With seven distinct areas sprawled across two floors, Twist feels like the world's largest gay board game. Roll the dice, and advance three spaces to the patio bar to get yourself a nice, strong vodka cran (at an affordable, for South Beach anyway, price). Roll again, get a one, and move up to the pop-diva-themed bar upstairs (you know, the one with framed pictures of Beyoncé, Britney, and Madonna). Whoops, you ran into the guy you went on a date with a few weeks ago but never texted back. You get sent back to the Latin bar downstairs. Refill on a margarita, and let the dice-roll lead you up to the main upstairs dance floor. Take your chance flirting with the guy in the gray tank top, only to get rejected and find yourself back downstairs in the gogo-boy room. Stuff a couple of dollar bills in some muscular Colombian's tiny briefs to revive your confidence stats. Roll again, and find yourself in the front bar near the doorway. Congratulations, you've won! Here's your prize. His name is Cameron. He's dreamy and everything you've ever wanted, but unfortunately he's visiting from Chicago for a medical supplier convention. Oh, well, that's just how board games go. Even when you win, you end up rolling your dice again at next week's game. Playing is half the fun anyway.

Readers' choice: Twist

Basement Miami
Photo by Nikolas Koenig

When you first watch John Waters' cult classic Pink Flamingos, you're bombarded with so much gross goodness that you're left wondering why exactly Divine ate that dog shit but also loving him intensely for doing it.

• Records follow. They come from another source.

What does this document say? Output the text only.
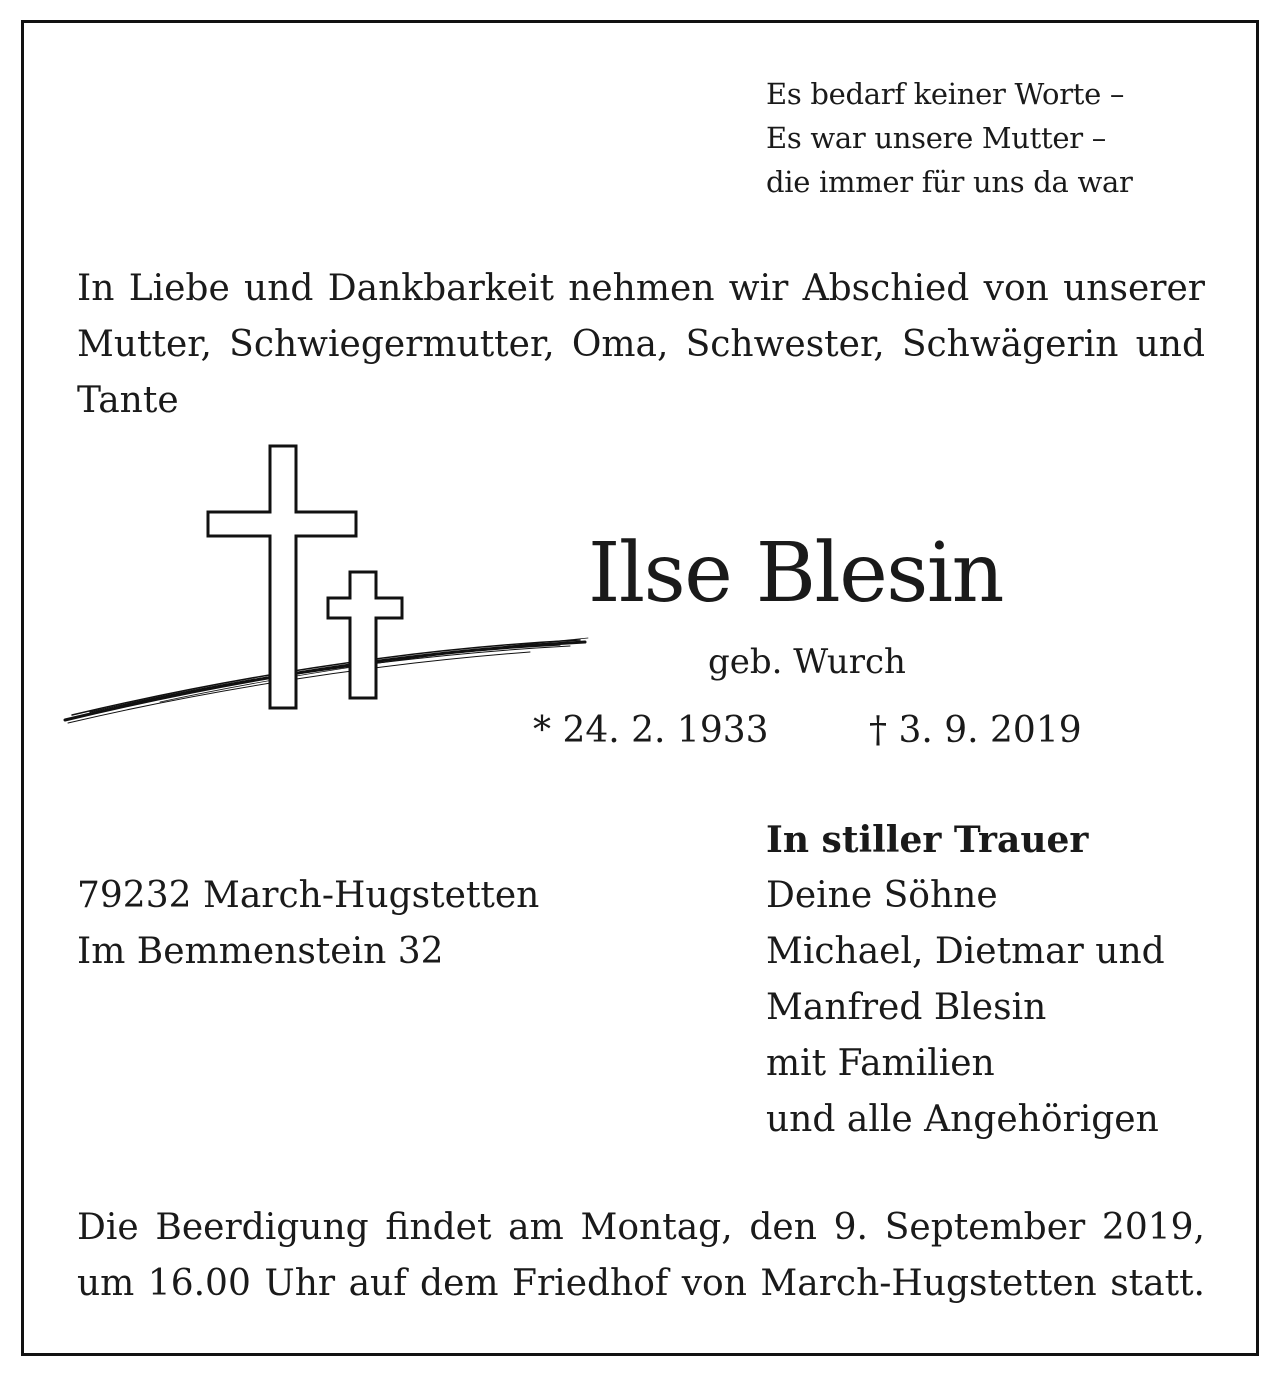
Es bedarf keiner Worte –
Es war unsere Mutter –
die immer für uns da war
In Liebe und Dankbarkeit nehmen wir Abschied von unserer
Mutter, Schwiegermutter, Oma, Schwester, Schwägerin und
Tante
Ilse Blesin
geb. Wurch
* 24. 2. 1933	† 3. 9. 2019
In stiller Trauer
Deine Söhne
Michael, Dietmar und
Manfred Blesin
mit Familien
und alle Angehörigen
79232 March-Hugstetten
Im Bemmenstein 32
Die Beerdigung findet am Montag, den 9. September 2019,
um 16.00 Uhr auf dem Friedhof von March-Hugstetten statt.
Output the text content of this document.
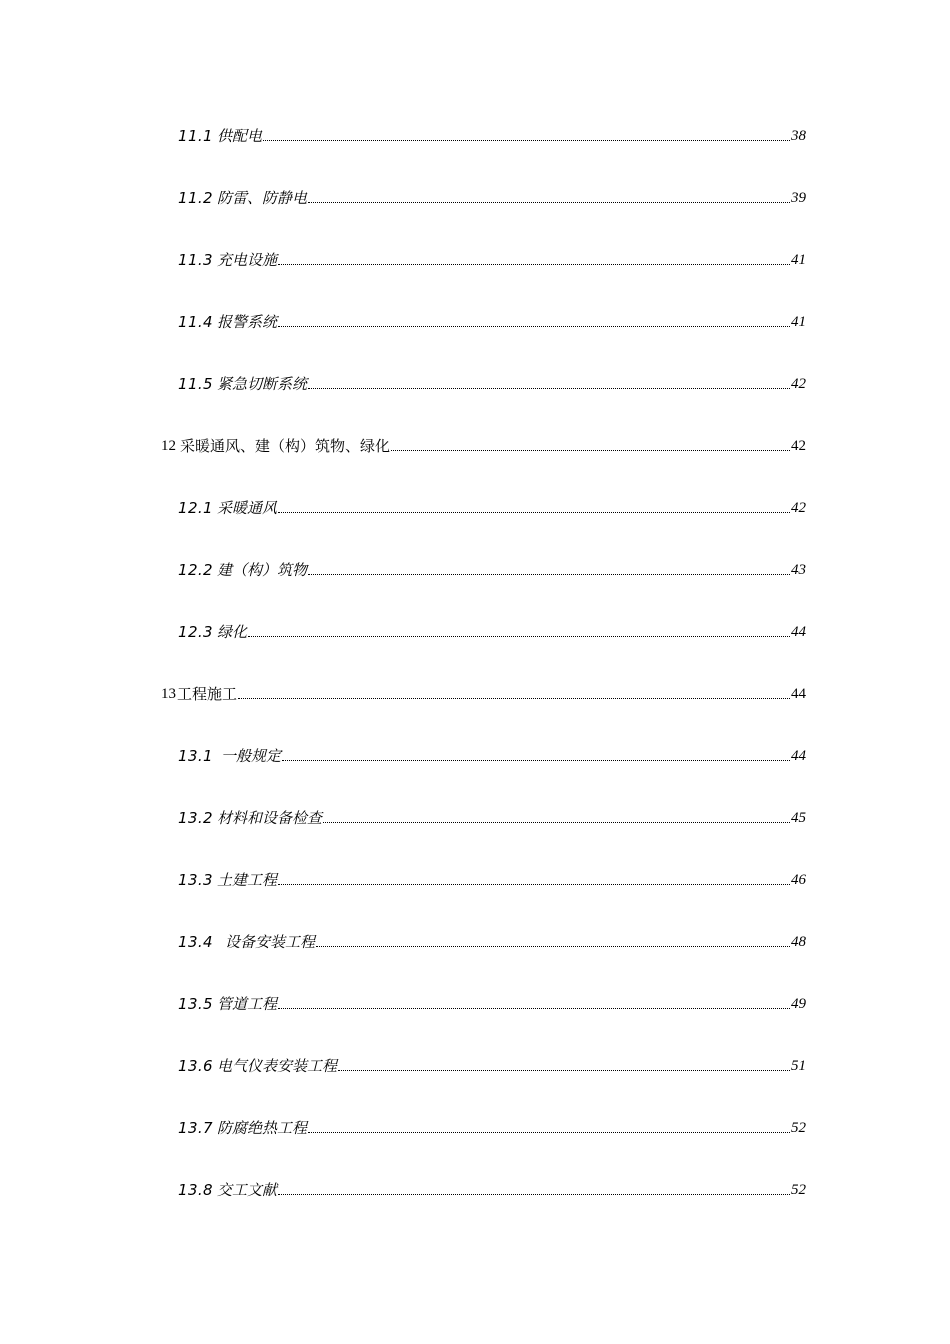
11.1 供配电	38
11.2 防雷、防静电	39
11.3 充电设施	41
11.4 报警系统	41
11.5 紧急切断系统	42
12 采暖通风、建（构）筑物、绿化	42
12.1 采暖通风	42
12.2 建（构）筑物	43
12.3 绿化	44
13 工程施工	44
13.1 一般规定	44
13.2 材料和设备检查	45
13.3 土建工程	46
13.4 设备安装工程	48
13.5 管道工程	49
13.6 电气仪表安装工程	51
13.7 防腐绝热工程	52
13.8 交工文献	52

It's easy to conclude that maybe you just had to be there in that unique time and place to really get it. But then you see the fantastically trashy Miami drag duo Juleisy y Karla in person, and you realize this is that time and that place again, the perfect moment to shock with raw humanity and wildness. You see that the beauty in the truly raunchy is again revealed and updated for a new generation. Every second Monday of the month, Juleisy, also known as Gio Profera, hosts a particularly notable gay party with cohost Pin Tits at Basement Miami at the Miami Beach Edition. Called Gio's Total Split Show, the bash gathers the gays to vogue and party to musical acts such as Otto Von Schirach at the bowling lanes at this downstairs club. The anything-goes attitude is what makes this party and its hosts so special. And the fact that it keeps Miami Beach gay and weird amid ever-slicker commercialization warms the heart of any nostalgic old queen. But the crowd is hot, mixed, young, and old. Whatever your bag, you're guaranteed to be delightfully horrified and refreshed by the end of a long, sweaty, colorful night.